Tanpa gerakan pemuda desa, Balai Desa hanya sekadar bangunan dan tinggal nama saja.
Pemuda menjadi ujung tombak, yang digadang-gadang memiliki gerakan masif. Desa tidak luput dari peran pemuda yang ada. Oleh karena itu, pemuda harus diberi ruang gerak.
Saya akan bercerita tentang Desa Bogangin. Desa tempat saya tinggal. Berikut cerita yang saya alami.
Dalam lingkup kehidupan desa ada yang sudah berusia tua. Nah, ini tandanya pemuda sudah saatnya bergerak di berbagai sektor. Desa Bogangin memiliki pemuda yang amat sangat banyak.
Namun, pemuda desa memilih mencari proses di luar desa. Inilah yang menjadi pertanyaan besar bagi seluruh masyarakat desa. Tentunya ada beberapa faktor yang dirasakan pemuda.
Menurut kacamata analisa saya, melihat antropologi Desa Bogangin harus njelimet. Kamu juga harus pandai masuk dan meneliti bagaimana gerak orang-orang desa tersebut.
Nabs, kamu bisa melihat betapa solidnya pemuda saat acara peringatan 17 Agustus. Pemuda yang berproses di luar kampung halaman memilih pulang dan singgah sebentar. Karena melihat jerih payah dan upaya pemuda plus pemudi desa.
Ada beberapa faktor yang mempengaruhi pemuda memilih proses di luar desa. Kurangnya dorongan dari masyarakat, minimnya sumbangsih diri sendiri (pemuda), sifat apatis dan merasa kurang yang ada dalam diri beberapa pemuda.
Saya akan bercerita sedikit. Ketika saya menjadi Ketua Pemuda-Pemudi Desa Bogangin. Organisasi ini dibentuk atas dasar kedasaran dan daya saing pemuda.
Karena melihat dukuh sebelah sangat kompak, pemuda dan pemudi tentu merasa iri. Tetapi iri yang positif.
Sebelumnya, Desa Bogangin vakum dari berbagai sektor organisasi. Hal tersebut dikarenakan oleh beberapa hal, salah satu di antaranya belum ada tokoh organisasi yang menjadi figur.

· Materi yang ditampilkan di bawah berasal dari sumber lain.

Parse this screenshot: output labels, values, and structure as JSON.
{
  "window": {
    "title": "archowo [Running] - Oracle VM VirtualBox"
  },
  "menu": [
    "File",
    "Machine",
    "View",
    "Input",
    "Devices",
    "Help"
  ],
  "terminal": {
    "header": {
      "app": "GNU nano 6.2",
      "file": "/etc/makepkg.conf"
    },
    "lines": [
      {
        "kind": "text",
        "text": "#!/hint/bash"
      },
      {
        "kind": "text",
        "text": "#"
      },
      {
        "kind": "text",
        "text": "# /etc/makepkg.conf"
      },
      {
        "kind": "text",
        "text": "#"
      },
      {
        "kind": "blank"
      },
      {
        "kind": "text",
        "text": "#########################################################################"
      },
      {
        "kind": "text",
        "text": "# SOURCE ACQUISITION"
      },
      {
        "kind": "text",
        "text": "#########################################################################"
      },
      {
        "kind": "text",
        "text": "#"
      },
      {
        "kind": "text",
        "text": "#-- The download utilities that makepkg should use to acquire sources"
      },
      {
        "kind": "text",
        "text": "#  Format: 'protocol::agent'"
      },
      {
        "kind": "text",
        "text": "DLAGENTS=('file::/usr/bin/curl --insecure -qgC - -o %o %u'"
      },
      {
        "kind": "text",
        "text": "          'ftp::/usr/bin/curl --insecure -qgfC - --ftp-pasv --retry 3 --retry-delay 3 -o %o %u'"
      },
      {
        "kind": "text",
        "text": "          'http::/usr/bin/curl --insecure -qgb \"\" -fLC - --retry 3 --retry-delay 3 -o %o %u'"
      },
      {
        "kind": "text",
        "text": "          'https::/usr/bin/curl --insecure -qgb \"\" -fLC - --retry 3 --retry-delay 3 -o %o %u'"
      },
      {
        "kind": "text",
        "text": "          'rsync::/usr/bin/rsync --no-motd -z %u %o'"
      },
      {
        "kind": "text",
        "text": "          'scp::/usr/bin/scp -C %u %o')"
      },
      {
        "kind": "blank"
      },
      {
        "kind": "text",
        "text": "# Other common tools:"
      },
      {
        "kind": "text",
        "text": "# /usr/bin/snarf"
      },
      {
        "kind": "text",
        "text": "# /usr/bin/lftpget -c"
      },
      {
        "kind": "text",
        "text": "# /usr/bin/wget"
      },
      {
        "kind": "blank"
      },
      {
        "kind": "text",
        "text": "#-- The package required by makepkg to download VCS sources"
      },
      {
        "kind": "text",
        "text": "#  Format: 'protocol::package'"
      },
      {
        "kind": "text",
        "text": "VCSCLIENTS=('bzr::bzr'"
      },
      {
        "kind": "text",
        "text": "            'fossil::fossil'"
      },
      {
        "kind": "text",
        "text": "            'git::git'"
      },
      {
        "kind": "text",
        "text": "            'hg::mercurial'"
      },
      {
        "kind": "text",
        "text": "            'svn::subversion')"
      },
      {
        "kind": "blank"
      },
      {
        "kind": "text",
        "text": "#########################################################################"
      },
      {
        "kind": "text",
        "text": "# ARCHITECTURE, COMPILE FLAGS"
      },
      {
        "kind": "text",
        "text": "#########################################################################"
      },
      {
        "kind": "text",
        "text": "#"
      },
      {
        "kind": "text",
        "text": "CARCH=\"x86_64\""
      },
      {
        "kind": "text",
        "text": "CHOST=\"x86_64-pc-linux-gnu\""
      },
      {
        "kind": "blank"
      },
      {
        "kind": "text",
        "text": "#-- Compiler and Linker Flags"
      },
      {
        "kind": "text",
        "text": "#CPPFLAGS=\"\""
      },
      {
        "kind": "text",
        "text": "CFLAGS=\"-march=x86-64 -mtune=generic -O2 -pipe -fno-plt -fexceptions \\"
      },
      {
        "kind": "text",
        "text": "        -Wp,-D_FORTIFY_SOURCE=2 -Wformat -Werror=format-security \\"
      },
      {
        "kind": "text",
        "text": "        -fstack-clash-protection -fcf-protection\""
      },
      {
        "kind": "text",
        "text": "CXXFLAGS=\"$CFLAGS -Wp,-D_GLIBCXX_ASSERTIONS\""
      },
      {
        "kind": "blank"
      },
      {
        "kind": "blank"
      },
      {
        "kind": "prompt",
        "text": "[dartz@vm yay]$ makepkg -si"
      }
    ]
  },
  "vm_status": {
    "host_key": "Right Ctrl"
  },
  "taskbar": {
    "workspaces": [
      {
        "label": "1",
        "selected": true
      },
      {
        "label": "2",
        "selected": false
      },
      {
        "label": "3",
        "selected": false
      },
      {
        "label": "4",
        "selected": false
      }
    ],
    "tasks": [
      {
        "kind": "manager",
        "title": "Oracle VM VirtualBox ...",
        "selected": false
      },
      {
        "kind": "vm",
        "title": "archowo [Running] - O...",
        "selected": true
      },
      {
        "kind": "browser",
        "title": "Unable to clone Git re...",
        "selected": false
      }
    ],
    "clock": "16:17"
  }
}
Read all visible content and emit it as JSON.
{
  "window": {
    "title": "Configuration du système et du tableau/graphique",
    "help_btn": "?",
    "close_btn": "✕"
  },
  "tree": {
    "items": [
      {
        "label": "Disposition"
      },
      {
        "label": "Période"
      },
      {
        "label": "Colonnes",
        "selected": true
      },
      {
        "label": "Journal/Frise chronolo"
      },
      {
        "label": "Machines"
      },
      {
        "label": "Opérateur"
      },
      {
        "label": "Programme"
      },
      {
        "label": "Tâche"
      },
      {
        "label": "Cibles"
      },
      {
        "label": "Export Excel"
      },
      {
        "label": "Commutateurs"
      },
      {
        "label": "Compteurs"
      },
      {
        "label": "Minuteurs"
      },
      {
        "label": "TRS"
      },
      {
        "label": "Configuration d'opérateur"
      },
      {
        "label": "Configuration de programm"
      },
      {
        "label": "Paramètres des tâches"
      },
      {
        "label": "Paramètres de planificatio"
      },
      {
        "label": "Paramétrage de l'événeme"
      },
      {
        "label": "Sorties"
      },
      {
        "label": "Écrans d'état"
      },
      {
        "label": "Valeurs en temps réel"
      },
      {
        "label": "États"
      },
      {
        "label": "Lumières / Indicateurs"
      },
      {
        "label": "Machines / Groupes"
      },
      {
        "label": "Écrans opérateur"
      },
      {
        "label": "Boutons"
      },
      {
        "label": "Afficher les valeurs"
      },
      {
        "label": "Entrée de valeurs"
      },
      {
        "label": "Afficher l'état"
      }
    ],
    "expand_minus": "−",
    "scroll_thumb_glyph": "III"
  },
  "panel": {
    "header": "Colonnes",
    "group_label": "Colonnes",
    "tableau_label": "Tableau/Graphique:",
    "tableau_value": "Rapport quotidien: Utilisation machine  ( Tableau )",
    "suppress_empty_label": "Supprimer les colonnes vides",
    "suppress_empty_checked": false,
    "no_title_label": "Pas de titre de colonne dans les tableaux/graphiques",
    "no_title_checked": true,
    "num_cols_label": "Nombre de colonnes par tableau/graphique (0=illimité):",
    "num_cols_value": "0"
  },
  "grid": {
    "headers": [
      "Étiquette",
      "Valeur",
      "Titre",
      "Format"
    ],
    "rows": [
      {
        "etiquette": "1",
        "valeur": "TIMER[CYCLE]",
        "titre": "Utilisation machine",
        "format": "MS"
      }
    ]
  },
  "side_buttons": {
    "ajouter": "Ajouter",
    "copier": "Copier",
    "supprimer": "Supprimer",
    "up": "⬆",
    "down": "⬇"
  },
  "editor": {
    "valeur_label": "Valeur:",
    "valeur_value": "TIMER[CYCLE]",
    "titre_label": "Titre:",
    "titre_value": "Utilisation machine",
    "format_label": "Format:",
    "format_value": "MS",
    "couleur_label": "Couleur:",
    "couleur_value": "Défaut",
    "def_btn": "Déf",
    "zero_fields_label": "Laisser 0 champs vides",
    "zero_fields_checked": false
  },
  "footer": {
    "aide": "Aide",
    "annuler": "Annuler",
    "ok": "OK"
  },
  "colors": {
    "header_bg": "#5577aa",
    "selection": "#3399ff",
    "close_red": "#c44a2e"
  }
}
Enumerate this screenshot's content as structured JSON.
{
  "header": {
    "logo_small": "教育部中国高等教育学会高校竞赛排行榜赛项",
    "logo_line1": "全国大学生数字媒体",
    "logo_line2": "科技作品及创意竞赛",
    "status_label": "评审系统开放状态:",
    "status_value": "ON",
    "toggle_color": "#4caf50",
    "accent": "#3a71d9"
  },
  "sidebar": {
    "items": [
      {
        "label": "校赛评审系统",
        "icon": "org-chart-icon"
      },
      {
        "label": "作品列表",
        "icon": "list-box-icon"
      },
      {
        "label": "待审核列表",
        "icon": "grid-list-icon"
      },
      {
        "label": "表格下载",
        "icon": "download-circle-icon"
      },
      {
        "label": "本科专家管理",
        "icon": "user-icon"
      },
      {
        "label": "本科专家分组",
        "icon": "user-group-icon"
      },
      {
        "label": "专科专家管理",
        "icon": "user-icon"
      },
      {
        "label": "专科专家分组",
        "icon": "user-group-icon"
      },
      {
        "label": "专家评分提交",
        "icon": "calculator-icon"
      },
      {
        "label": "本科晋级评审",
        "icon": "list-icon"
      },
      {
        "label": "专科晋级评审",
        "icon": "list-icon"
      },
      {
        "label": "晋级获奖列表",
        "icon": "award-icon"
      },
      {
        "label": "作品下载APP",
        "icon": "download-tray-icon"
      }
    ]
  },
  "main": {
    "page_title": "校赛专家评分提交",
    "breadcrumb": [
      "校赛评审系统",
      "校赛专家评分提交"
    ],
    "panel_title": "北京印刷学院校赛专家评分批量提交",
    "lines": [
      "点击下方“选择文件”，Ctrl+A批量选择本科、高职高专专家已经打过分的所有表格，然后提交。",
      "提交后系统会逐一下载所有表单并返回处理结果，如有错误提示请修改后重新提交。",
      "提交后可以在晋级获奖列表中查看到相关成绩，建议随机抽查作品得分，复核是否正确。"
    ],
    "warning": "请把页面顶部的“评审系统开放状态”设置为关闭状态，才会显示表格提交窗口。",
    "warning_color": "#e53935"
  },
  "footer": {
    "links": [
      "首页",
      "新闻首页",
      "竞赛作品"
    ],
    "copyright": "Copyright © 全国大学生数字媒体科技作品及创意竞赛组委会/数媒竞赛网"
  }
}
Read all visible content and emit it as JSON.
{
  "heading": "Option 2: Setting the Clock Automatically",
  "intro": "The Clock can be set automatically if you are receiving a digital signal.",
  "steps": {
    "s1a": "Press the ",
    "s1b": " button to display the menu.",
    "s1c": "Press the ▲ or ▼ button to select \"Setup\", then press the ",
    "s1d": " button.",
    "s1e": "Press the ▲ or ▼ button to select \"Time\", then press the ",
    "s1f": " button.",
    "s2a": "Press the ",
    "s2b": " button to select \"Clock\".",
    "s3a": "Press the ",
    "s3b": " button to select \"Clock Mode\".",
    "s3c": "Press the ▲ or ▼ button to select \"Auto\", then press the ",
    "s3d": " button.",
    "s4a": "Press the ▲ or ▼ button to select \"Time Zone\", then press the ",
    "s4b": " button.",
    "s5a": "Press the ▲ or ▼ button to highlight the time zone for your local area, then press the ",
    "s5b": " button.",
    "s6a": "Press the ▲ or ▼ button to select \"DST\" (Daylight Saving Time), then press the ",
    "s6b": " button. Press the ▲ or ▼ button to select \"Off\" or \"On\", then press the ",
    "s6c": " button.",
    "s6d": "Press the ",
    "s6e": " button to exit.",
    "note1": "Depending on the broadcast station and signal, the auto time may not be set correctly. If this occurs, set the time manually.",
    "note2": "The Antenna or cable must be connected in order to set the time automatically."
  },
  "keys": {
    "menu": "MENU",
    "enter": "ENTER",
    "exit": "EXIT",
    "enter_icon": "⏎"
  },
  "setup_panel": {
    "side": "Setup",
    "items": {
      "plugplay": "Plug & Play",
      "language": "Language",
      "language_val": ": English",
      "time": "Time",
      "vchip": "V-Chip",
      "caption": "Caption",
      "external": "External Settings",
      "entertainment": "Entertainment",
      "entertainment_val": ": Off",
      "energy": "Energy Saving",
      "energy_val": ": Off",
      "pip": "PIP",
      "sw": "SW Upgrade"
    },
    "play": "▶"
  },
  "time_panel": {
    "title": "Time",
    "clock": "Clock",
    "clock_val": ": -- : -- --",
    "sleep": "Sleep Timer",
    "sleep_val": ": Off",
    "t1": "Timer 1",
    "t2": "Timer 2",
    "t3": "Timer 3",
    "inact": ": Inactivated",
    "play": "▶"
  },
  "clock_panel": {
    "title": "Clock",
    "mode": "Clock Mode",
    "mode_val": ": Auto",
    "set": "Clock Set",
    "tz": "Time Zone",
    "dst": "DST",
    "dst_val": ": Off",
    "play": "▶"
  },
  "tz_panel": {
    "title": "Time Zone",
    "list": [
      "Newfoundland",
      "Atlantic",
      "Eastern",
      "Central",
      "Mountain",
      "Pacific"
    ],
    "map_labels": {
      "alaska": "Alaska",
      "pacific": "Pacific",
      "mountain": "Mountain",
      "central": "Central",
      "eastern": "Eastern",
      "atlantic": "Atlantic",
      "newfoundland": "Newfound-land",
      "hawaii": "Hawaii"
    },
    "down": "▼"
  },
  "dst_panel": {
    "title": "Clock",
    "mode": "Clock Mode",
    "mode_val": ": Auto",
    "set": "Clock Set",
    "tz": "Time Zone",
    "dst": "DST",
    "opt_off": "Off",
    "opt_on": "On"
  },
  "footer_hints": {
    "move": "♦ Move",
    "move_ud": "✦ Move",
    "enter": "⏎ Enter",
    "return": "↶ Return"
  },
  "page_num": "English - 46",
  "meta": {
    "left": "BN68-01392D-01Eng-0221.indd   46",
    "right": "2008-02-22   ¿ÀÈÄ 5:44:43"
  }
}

Selain itu juga lemahnya daya saing dan kesadaran pemuda akan pentingnya organisasi. Saya dan beberapa kawan pada saat itu, mencoba menggalang masa dan mengkampanyekan pentingnya organisasi melalui warung kopi.
Tentu saja sangat sulit saat memulai. Tetapi momentum yang cocok juga mempengaruhi pikiran dari para pemuda. Strategi pertama yang saya lakukan adalah mengundang seluruh jajaran pemuda dan tokoh masyarakat.
Atas dasar memeriahkan hari kemerdekaan Indonesia. Menjadi landasan terkumpulnya 30 pemuda dan pemudi, 5 tokoh masyarakat yang rela memberi dorongan dan sumbangsih secara nyata.
Dari berbagai rintangan, saya dan kawan-kawan lalui dengan proses yang tidak cukup enteng. Sebelumnya, acara peringatan 17 Agustus vakum 2 kali. Hanya ada acara ketika Kuliah Kerja Nyata (KKN) Unesa Surabaya saat datang ke Desa Bogangin.
Nah, tentu membentuk solidaritas dan semangat membara pada diri pemuda, agak sulit. Karena mengumpulkan berbagai macam pemuda, dari yang nyaman duduk di warkop hingga fokus bekerja di luar kota.
Bagaimana upaya saya dan 2 kawan saya ini? Ada berbagai cara, yaitu memberi motivasi dan doktrin yang positif. Sehingga organisasi “Anti Wong Ruwet” yang menaungi pemuda dan pemudi khusus Desa Bogangin terbentuk.
Perjuangan dan kempanye organisasi inilah sangat sulit awalnya. Itulah hasil yang tidak mengkhianati proses. Tidak hanya itu, masyarakat juga sangat mendukung. Kepala desa dan jajaran perangkat juga mendukung.
Itulah, Nabs. Sedikit ihwal perjuangan pemuda dan pemudi desa, untuk memberikan perubahan dalam hal yang kecil. Walaupun kecil tetapi ada yang bisa dibanggakan. Jangan ingin menjad besar, kalau belum pernah merasakan kecil dan tertindas.